I'm looking for an openwrt( DAWN) capable access point with at least WiFi 6.
[Edit: I remembered Wifi6 and 6E the wrong way around, don't really need 6GHz for now)
The budget is $100au
Which will exactly fit the currently reduced openwrt one, does it make for a decent accespoint?
How does it compare to a Flint 2 or a Ubiquiti access point in kinda the same category?
What other devices come to mind?
Availability is sadly kinda an issue too, given that this is an Australia based project.
You have to distinguish between wifi 6 (2.4+5 GHz concurrent dual-band) and wifi 6e (2.4+5+6 GHz concurrent tri-band).
For wifi 6, your budget is realistic - probably even considering Australian prices.
For wifi 6e, it is not - you'd have to triple-quadruple your budget for that and choose from less than a handful of options. 6 GHz support is expensive, in the sense that it requires a third wlan card - and that vendors reserve this feature for their high-end devices (400 EUR +/-).
Cheers, yeah I rememberd 6E the wrong way around, should have asked a search engine to double check.
For now 6GHz is is overkill for the spot.
I honestly care only about WiFi 6+ and 5ghz but do need some form of 2.4ghz for some cheap crappy IoT device I can't talk my housemates out of using.

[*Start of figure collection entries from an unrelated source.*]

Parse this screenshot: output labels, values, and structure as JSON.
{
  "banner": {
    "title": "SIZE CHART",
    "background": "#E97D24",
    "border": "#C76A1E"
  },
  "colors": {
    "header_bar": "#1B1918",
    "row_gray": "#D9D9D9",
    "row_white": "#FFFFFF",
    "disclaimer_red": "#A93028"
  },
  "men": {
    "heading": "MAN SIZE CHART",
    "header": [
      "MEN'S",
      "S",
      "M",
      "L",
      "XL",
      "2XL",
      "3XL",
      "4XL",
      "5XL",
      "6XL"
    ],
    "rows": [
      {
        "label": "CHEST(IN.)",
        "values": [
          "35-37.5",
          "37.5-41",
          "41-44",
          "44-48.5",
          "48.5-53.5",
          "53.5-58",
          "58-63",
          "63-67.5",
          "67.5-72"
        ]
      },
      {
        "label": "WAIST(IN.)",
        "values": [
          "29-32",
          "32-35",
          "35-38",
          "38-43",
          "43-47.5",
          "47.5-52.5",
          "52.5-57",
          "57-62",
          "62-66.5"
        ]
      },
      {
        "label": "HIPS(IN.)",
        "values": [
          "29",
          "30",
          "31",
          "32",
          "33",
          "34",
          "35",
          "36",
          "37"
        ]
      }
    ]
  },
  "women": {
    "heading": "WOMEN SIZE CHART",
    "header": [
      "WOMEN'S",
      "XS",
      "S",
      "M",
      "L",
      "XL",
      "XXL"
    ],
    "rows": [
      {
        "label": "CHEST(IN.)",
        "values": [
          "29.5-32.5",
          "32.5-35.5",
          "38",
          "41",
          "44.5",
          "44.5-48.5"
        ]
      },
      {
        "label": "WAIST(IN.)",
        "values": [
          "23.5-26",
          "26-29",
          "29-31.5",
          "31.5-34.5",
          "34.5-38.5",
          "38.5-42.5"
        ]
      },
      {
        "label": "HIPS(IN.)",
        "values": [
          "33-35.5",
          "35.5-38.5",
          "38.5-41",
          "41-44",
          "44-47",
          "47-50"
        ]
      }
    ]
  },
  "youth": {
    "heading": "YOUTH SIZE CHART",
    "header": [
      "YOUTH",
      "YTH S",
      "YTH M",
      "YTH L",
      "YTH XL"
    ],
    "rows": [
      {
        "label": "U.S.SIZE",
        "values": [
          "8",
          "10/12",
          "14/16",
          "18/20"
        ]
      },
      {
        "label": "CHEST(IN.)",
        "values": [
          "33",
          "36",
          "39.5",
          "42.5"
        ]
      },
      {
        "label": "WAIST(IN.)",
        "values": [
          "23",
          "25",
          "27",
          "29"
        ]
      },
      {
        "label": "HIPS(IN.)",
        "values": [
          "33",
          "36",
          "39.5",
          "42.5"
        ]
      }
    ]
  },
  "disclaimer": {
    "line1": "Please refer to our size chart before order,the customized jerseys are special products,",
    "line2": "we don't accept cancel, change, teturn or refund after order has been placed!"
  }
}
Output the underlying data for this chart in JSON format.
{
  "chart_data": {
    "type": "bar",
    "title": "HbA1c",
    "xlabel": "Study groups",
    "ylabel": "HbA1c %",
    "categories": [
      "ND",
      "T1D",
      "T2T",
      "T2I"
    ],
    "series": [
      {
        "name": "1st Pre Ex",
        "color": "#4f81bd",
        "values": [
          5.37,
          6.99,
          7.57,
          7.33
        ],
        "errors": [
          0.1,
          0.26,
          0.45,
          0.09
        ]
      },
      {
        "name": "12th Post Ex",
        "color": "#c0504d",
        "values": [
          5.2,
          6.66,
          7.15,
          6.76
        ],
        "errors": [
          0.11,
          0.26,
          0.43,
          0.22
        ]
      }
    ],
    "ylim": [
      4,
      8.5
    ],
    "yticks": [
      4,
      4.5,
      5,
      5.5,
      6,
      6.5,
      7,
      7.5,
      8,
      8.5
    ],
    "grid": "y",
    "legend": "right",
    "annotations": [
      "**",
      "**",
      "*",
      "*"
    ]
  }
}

So I'm mainly curious about recommendations about reach and how relevant the amount of bands and Antennas is and general experiences with devices.
The spot is rural and for practical cases should have no real wifi neighbours.
Aka what's the accespoint you would recommend to someone who needs an accespoint in the workshop and another one in a shipping container turned guest accommodation both spots that need decent throughput for a handful of devices in a hot humid dirt road dusty environment.
So definitely nothing like the china plastic that comes with the broadband providers that will just crash and reboot all summer long if you just look at it.
So basically I'm dreaming of a flint 2 but they are double the available budget ...
Then I found the openwrt one and really like the idea behind it but can't find anything on the lines of a wifi review or how well it would do for my usecase.
Or maybe something completely else that hasn't shown up on my radar yet
I have been very happy with my Flint 2 so far. I haven't used the other options you mentioned. So I can't speak about stability of software etc.
But on a pure feature level the openwrt one seems to have less flash, ram, fewer CPU cores and fewer ethernet ports than the Flint 2. It wouldn't work for my use case, I would need a separate managed switch if I used it. The OpenWRT One also only has USB 2, not USB 3 (which would be useful if you want to run a NAS on the device as well, not something I have tried).
To my eye the Flint 2 seems like a strictly better deal (if you can get them for similar amount of money, and if we ignore the aspect of supporting OpenWRT development financially, and since you have a strict budget I would personally ignore that aspect).
I should also add that the Flint 2 is often on sale, at least here in Europe, and in the US too as I understand it. I don't know about AU though. It seems likely it will be on sale soon again given that the Flint 3 has been shown off at CES.
However, if you don't want this as your router, just an access point the pros and cons might end up different. Especially if there is a large price difference.
Well given that I have a nanopi r4s as main router and just need a bunch of dumb but openwrt capable access points, I don't really care about the router spec's given that the bottleneck should be the wifi.
Except if it's so weak that a few clients and high temperatures and DAWN running is enough to stress the hardware
If I've been writing garbeld mess, excusee tirednes ...
Dtee ya all tomorrow
I saw that probably the Asus RT-AX53 (or RT-AX1800S) and Netgear WAX206 is roughly 100-110 AU$ (WAX206 better here), there seems to have Cudy WR3000/RE3000 which is less than AU$100 but not sure legit or not.